Research Paper|Volume 12, Issue 1|pp 138—155

Lycorine induces autophagy-associated apoptosis by targeting MEK2 and enhances vemurafenib activity in colorectal cancer

Man Hu¹, Zhaomin Yu¹, Peiyuan Mei², Jinxiao Li¹, Dan Luo³, Haiming Zhang⁴, Minfeng Zhou⁵, Fengxia Liang⁵, Rui Chen¹

¹Department of Integrated Traditional Chinese and Western Medicine, Union Hospital, Tongji Medical College, Huazhong University of Science and Technology, Wuhan, China
²Department of Thoracic Surgery, Union Hospital, Tongji Medical College, Huazhong University of Science and Technology, Wuhan, China
³Department of Respiratory Medicine, Wuhan First Hospital, Wuhan, China
⁴Department of Oncology, Integrated Traditional Chinese and Western Medicine, The Central Hospital of Wuhan, Tongji Medical College, Huazhong University of Science and Technology, Wuhan, China
⁵Department of Acupuncture, Hubei Provincial Hospital of Traditional Chinese Medicine, Wuhan, China

Received: June 11, 2019Accepted: December 5, 2019Published: January 3, 2020

Copyright: © 2020 Hu et al.
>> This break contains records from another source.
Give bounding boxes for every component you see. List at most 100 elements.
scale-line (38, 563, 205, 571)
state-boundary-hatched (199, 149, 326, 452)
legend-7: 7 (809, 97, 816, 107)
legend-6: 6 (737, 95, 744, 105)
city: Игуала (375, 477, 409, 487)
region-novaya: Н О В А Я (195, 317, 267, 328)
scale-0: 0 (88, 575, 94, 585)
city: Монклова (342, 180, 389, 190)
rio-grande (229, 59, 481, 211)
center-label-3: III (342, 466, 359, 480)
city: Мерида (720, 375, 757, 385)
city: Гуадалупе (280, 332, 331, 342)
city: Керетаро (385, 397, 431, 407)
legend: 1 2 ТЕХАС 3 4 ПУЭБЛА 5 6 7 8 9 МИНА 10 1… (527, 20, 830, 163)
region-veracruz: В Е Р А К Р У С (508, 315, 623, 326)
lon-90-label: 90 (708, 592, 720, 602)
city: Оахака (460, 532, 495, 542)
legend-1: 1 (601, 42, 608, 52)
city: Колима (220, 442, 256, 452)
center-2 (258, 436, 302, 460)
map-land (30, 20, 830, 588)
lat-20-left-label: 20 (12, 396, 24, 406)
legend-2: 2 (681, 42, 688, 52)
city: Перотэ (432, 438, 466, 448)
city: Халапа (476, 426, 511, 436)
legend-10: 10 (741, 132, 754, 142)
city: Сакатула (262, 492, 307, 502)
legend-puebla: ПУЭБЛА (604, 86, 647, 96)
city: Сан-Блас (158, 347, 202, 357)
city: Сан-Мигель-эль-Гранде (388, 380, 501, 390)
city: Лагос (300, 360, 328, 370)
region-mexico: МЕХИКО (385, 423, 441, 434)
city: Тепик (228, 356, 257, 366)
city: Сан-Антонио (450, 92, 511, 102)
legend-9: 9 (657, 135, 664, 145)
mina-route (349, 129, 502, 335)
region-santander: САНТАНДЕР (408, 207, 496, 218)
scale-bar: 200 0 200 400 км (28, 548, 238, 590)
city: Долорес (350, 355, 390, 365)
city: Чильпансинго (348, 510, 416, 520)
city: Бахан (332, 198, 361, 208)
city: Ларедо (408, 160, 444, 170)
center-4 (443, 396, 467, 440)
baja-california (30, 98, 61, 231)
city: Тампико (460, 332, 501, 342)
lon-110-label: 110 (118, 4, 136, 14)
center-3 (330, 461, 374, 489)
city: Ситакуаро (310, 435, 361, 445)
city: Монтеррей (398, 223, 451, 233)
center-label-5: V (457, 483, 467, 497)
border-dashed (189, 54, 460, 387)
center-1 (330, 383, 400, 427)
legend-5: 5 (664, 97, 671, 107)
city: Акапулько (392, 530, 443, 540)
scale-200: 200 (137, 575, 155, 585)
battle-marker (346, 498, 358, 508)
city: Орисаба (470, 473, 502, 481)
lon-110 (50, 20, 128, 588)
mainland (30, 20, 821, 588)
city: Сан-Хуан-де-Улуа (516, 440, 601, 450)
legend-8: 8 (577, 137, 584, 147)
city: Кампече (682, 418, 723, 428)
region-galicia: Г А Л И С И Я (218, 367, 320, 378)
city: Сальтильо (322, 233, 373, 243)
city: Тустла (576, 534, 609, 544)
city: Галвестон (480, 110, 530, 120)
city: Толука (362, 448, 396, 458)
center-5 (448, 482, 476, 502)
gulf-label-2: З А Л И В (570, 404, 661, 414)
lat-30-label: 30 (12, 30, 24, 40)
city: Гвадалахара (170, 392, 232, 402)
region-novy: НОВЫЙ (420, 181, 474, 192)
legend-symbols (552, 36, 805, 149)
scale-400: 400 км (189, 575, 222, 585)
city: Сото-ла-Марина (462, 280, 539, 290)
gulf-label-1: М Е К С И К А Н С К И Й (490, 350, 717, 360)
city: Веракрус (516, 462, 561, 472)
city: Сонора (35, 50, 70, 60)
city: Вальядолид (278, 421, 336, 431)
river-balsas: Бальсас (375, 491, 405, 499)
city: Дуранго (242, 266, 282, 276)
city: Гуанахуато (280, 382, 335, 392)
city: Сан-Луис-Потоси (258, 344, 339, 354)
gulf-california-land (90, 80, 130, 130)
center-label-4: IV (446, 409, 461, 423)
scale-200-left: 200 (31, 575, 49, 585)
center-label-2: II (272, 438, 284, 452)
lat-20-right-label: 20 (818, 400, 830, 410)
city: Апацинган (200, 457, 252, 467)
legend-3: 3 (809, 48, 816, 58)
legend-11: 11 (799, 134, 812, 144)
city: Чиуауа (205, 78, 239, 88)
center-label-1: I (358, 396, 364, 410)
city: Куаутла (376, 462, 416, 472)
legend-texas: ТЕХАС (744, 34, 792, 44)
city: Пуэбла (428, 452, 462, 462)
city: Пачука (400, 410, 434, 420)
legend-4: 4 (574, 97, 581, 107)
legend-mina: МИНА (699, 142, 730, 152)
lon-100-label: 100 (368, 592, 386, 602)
This is an open access article distributed under the terms of the Creative Commons Attribution License (CC BY 3.0), which permits unrestricted use, distribution, and reproduction in any medium, provided the original author and source are credited.

Abstract

Lycorine is a powerful anti-cancer agent against various cancer cell lines with minor side effects. However, the detailed mechanisms of its effects in colorectal cancer (CRC) remain unclear. In this study, we investigated the function and mechanism of lycorine against CRC both in vitro and in vivo. Molecular docking modeling was used to identify potential inhibitory targets of lycorine in CRC. Cell viability was measured using the Cell Counting Kit-8 assay, and apoptosis was measured using flow cytometry. Autophagosomes were examined using transmission electron microscopy and confocal microscopy. HCT116-derived xenografts were constructed to analyze the effect of lycorine in CRC in vivo. Using the CDOCKER algorithm, we determined that lycorine has four interactions with the conserved domain of mitogen-activated protein kinase kinase 2 (MEK2). This prediction was further confirmed by the degradation of phosphorylated MEK2 and its downstream targets after lycorine treatment, and MEK2 overexpression abolished lycorine-induced autophagy-associated apoptosis. Additionally, we revealed that the combination of vemurafenib and lycorine had better effects in CRC models in vitro and in vivo than monotherapy. Our findings identified lycorine as an effective MEK2 inhibitor and suggested that the combination of lycorine and vemurafenib could be used to treat CRC.